Introduction¶

Neural Networks (NNs) are typically trained by first fixing the architecture \(A \in \mathcal{A}\), after which the parameters \(\theta \in \Theta_A\) are optimized to minimize a training objective. The architectural choice is crucial, as it defines the function class explored during training, and is the workhorse of deep learning [HZRS16, VSP+17]. Despite this, architecture search is still typically performed manually, requiring significant expertise and wasted compute due to retraining.

Ideally, we would like to jointly optimize over the architecture space \(\mathcal{A}\) and its space of parameters \(\Theta_A\) by solving

\[\begin{aligned} \label{eqn:ideal_obj} A^*, \theta^* = \mathop{\mathrm{\arg\!\min}}_{A\in \mathcal{A},\; \theta \in \Theta_A} \mathcal{L}(f_{A,\theta}) \end{aligned}\]

where \(f_{A,\theta}\) denotes the function induced by architecture \(A\) with parameters \(\theta\), and \(\mathcal{L}\) is the empirical risk over dataset \(\mathcal{D}\). The closest approach to this objective is Neural Architecture Search (NAS) [ZL17]. However, a full NAS loop is often prohibitively expensive, requiring multiple retrainings, and also ignores a key constraint: we frequently start from a pre-trained model that we would like to adapt rather than discard.

This motivates growing Neural Network architectures: starting with a small “seed” architecture and expanding its capacity during training by applying local architecture transformations \(\mathcal{T}\) (also known as network morphisms), such as widening existing layers or adding new ones, and appropriately adapting the existing weights. Concretely, let \(f_{A_t, \theta_t}\) denote the model at growth step \(t\) and \(\mathop{\mathrm{\text{Opt}}}_x (\text{goal}(\theta), \theta_{\text{init}})\) denotes a few steps of e.g. stochastic gradient descent to optimize \(\text{goal}(\theta)\) over \(\theta\) starting from \(\theta_{\text{init}}\). We alternate between applying the growth operator \(\mathcal{T}\) and the optimization step

\[\begin{split}\label{eqn:grow_decomposition} \begin{aligned} &\theta_t' = \mathop{\mathrm{\text{Opt}}}_{\theta}(\mathcal{L}(f_{A_t, \theta}), \theta_t )\\ &A_{t+1}, \theta_{t+1} = \mathcal{T}(A_t, \theta_{t}') \end{aligned}\end{split}\]

in the hope that the final architecture \(A_T\) and weights \(\theta_T\) are a good approximation to the original objective [eqn:ideal_obj]. The growth operator \(\mathcal{T}\) is typically constrained to a neighbourhood \(\mathcal{N}(A_t)\) of architectures, making local architecture modifications (e.g., adding neurons or layers).
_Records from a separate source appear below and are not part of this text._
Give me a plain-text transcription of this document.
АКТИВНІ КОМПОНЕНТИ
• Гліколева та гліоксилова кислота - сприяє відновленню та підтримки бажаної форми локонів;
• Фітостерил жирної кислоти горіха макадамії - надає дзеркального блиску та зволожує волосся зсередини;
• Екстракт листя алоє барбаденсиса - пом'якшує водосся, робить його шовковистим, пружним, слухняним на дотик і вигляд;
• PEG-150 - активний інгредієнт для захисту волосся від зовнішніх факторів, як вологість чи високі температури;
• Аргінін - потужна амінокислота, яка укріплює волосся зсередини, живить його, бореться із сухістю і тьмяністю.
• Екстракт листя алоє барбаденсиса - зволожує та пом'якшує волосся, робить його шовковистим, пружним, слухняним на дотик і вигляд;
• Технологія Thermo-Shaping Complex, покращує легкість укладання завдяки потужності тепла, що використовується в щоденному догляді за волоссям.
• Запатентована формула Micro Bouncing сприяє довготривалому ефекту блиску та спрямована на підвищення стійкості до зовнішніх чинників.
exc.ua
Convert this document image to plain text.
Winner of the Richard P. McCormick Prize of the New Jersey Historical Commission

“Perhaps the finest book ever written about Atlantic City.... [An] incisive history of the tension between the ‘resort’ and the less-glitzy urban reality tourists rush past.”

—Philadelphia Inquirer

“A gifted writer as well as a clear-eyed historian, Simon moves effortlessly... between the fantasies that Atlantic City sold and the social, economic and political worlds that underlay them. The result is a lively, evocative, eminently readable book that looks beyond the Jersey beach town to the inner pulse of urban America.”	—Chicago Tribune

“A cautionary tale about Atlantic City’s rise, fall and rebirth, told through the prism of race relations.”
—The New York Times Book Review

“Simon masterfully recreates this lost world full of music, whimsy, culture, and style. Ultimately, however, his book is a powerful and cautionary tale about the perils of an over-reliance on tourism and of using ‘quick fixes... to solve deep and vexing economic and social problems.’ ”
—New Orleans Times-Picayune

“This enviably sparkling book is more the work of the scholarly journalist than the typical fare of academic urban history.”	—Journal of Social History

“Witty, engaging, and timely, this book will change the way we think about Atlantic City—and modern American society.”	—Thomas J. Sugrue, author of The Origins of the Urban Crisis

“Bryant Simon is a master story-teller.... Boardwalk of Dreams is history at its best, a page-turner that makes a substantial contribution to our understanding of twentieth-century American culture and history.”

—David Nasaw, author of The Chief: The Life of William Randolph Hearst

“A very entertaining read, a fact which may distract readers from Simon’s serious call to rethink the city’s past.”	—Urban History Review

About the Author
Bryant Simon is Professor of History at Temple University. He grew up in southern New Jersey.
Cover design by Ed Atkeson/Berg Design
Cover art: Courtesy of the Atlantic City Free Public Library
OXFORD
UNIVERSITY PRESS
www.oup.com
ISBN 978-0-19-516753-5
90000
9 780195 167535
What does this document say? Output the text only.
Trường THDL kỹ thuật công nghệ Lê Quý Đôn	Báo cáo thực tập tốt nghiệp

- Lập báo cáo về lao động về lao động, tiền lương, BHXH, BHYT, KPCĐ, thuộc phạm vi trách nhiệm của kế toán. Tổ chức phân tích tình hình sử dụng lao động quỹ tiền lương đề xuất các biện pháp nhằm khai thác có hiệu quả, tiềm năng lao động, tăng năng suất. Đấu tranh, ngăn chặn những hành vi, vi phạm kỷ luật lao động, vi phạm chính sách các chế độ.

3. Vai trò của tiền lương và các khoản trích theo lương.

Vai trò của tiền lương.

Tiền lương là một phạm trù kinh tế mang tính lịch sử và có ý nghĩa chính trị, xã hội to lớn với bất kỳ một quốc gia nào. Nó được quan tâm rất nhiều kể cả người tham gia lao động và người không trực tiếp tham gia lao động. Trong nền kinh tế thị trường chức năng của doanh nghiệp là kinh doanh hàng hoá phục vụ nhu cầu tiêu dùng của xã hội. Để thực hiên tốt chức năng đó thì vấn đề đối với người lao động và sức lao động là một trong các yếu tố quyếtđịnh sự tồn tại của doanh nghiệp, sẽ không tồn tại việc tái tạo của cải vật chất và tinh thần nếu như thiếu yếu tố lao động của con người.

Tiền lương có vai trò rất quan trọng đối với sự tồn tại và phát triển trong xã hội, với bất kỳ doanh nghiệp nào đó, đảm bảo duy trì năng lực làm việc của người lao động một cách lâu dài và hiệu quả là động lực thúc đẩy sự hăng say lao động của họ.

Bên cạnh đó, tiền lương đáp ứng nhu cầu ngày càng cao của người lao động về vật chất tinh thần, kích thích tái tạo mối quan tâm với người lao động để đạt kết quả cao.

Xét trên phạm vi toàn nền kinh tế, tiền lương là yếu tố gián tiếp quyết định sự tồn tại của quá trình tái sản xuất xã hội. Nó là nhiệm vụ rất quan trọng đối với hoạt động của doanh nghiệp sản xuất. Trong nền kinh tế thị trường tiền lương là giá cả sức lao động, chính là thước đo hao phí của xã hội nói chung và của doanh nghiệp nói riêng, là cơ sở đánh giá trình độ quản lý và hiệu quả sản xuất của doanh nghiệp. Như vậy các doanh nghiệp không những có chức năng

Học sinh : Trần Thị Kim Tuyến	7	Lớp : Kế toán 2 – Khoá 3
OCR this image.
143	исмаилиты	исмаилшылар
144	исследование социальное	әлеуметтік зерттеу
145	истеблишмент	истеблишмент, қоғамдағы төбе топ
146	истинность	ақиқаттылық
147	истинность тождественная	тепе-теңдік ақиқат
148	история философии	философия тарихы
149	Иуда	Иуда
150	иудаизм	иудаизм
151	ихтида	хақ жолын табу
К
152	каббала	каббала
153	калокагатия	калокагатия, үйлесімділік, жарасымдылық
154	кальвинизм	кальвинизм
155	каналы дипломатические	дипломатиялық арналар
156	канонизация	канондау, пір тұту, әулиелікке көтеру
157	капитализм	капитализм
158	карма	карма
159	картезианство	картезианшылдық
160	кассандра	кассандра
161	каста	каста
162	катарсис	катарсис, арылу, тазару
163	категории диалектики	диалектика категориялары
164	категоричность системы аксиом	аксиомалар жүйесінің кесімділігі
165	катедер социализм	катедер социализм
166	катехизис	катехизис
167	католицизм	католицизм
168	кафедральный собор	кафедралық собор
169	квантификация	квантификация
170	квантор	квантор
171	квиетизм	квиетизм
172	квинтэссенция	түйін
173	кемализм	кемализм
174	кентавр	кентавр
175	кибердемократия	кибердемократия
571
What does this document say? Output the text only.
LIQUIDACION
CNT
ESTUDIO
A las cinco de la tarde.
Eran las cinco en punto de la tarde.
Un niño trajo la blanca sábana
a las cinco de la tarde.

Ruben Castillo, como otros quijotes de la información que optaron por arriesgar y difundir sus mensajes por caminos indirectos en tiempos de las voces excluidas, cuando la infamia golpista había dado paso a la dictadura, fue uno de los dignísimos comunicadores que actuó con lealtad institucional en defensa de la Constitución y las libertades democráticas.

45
In practice, the behaviour of \(\mathop{\mathrm{\text{Opt}}}\) heavily depends on the initialisation \(\theta_{t+1}\) of the transformed architecture, making it key to achieve good performance. The lottery ticket phenomenon [CCW+21] highlights that the particular initialization and training path can matter as much as the final architecture, suggesting that growth methods leveraging a fixed set of initial weights have the potential to outperform NAS-like methods, which ignore this.

The abstract formulation of Equation [eqn:grow_decomposition] leaves much of the growing problem unspecified, which is often summarised as where to grow, when to grow, and how to grow. The focus in the literature has been overwhelmingly on the last question, which we term the neuron addition problem: how to best choose the new parameters in the case of neuron addition.

Motivations and applications¶

Motivations for growing neural networks broadly fall into two settings. In the first, the end point is known: growth is a training strategy for reaching a predefined target architecture \(A_T\), for example, in continual learning [LZW+19, YLZF21, YYLH18] are primarily interested in the sequence of models \(A_t, \theta_t\), or for improved optimisation dynamics [EMU+22, YSM23].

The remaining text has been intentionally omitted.